Alors que je ne fais que passer, eux s’installent dans l’écrasante chaleur, loin de toute infrastructure et à plusieurs jours de marche du prochain village. Il n’est pas rare qu’au détour d’une dune, mon chemin croise celui d’un habitant qui traverse ces étendues en tongs, sans même une bouteille d’eau à la main. Il en a pour quatre heures de marche, sans panneau indicateur, sans route ni chemin, avec un vent cinglant qui entrave chaque pas. Il y sera avant moi, et fera l’aller-retour dans la journée. Il regarde alors avec curiosité le sac de quarante litres que je transporte sur mon dos, s’étonne de me voir chargée de plusieurs gourdes et chaussée de rangers beiges déjà bien délavées par le soleil.
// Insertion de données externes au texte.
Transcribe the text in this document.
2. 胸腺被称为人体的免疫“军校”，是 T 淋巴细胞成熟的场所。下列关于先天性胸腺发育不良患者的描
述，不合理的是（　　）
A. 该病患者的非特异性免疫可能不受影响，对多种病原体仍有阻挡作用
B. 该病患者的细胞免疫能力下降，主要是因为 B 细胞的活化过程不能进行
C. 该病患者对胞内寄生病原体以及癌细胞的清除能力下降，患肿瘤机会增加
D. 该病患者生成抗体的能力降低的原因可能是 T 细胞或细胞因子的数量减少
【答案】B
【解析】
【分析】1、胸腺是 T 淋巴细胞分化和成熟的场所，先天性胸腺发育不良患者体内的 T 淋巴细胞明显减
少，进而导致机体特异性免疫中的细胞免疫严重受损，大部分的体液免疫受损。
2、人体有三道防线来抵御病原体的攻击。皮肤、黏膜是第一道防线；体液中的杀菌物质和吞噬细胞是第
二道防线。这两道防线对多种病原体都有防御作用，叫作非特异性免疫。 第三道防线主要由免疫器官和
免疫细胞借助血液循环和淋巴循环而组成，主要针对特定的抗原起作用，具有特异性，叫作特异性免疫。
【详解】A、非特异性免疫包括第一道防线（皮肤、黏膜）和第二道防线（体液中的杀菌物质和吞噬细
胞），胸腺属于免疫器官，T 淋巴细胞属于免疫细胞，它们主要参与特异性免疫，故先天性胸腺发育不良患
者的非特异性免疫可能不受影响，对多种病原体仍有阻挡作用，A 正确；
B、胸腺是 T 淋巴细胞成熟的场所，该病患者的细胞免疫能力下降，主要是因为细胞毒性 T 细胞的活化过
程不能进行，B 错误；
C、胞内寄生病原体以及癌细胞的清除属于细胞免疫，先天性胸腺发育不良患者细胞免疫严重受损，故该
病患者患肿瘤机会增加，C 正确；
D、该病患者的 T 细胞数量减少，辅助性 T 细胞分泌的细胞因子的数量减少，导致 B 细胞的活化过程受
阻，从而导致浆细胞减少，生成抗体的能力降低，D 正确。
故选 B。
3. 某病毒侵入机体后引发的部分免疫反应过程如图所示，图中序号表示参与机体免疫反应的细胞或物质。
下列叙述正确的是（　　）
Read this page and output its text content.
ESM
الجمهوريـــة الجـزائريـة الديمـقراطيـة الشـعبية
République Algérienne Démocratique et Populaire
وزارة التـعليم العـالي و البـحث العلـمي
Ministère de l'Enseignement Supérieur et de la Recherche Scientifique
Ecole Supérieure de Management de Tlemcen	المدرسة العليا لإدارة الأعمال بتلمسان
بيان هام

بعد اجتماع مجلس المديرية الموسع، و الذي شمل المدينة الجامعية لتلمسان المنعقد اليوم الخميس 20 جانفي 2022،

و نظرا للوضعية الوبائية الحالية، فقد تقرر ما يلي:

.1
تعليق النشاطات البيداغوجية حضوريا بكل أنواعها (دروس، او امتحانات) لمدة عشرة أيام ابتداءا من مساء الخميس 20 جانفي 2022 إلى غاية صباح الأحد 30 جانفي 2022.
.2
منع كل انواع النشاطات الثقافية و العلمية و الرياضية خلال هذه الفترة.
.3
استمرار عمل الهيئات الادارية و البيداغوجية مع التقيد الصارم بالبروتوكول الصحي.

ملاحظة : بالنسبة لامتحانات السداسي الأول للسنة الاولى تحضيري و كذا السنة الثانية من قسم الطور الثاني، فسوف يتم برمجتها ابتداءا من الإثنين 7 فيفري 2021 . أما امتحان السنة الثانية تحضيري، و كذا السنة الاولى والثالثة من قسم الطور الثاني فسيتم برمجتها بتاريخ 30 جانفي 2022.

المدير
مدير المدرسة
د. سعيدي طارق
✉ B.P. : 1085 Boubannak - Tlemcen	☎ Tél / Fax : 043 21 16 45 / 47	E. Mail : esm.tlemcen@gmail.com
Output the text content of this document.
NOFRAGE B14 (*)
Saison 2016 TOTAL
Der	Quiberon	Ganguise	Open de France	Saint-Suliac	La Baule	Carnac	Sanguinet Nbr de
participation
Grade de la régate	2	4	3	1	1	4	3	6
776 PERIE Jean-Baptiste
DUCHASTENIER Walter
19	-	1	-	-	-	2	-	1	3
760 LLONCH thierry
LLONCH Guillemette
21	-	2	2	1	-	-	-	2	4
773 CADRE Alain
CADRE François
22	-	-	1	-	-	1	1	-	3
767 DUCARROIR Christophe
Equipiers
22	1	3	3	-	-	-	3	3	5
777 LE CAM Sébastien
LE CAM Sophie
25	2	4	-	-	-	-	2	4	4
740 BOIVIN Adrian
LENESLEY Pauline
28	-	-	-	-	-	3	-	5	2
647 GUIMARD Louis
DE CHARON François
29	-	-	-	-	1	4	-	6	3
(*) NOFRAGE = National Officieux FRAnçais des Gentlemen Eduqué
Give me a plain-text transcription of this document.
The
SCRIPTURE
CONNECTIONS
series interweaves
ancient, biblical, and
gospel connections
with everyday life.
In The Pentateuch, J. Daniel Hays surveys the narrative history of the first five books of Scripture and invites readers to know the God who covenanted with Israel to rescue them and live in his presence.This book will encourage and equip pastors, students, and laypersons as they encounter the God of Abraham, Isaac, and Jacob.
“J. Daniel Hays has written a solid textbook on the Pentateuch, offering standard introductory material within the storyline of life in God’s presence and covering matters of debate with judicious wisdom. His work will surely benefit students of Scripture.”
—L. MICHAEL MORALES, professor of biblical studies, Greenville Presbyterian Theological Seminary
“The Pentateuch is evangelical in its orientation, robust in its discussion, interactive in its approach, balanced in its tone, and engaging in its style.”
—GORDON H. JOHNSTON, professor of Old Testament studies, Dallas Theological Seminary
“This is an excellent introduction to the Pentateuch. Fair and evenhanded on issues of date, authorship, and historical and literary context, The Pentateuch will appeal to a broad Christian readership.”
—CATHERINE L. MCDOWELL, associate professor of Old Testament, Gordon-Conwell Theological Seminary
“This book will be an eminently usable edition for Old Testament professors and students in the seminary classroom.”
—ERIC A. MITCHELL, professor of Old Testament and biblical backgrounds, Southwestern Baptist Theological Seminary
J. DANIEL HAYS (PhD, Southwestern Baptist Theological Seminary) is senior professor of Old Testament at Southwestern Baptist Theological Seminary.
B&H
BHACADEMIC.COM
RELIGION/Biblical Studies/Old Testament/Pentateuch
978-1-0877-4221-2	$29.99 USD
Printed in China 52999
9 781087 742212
Le désert, océan de plastiques
Si le désert m’a offert une expérience extraordinaire, il m’a aussi fait peur. Et je ne parle pas de la peur irrationnelle et soudaine ressentie lorsqu’un 4×4 déboule en pleine nuit dans l’erg où ma tente lutte tant bien que mal contre les assauts du vent. Je parle de la peur teintée de honte, celle que l’on ressent tous en voyant l’état de la planète se dégrader sous l’effet de nos actions…et notre inaction.
Le désert est à l’instar de l’océan semblable à une matière vivante, sans cesse en mouvement. Comme les vagues façonnent la mer, les dunes érigent une structure temporaire, dont le tracé ne cesse de se modifier sous l’influence du vent. Comme l’océan, le désert est un lieu qui semble vide et cependant rempli de vie(s). Comme l’océan, le désert voit son âme rongée par l’un des plus puissants ennemis de la planète: le plastique.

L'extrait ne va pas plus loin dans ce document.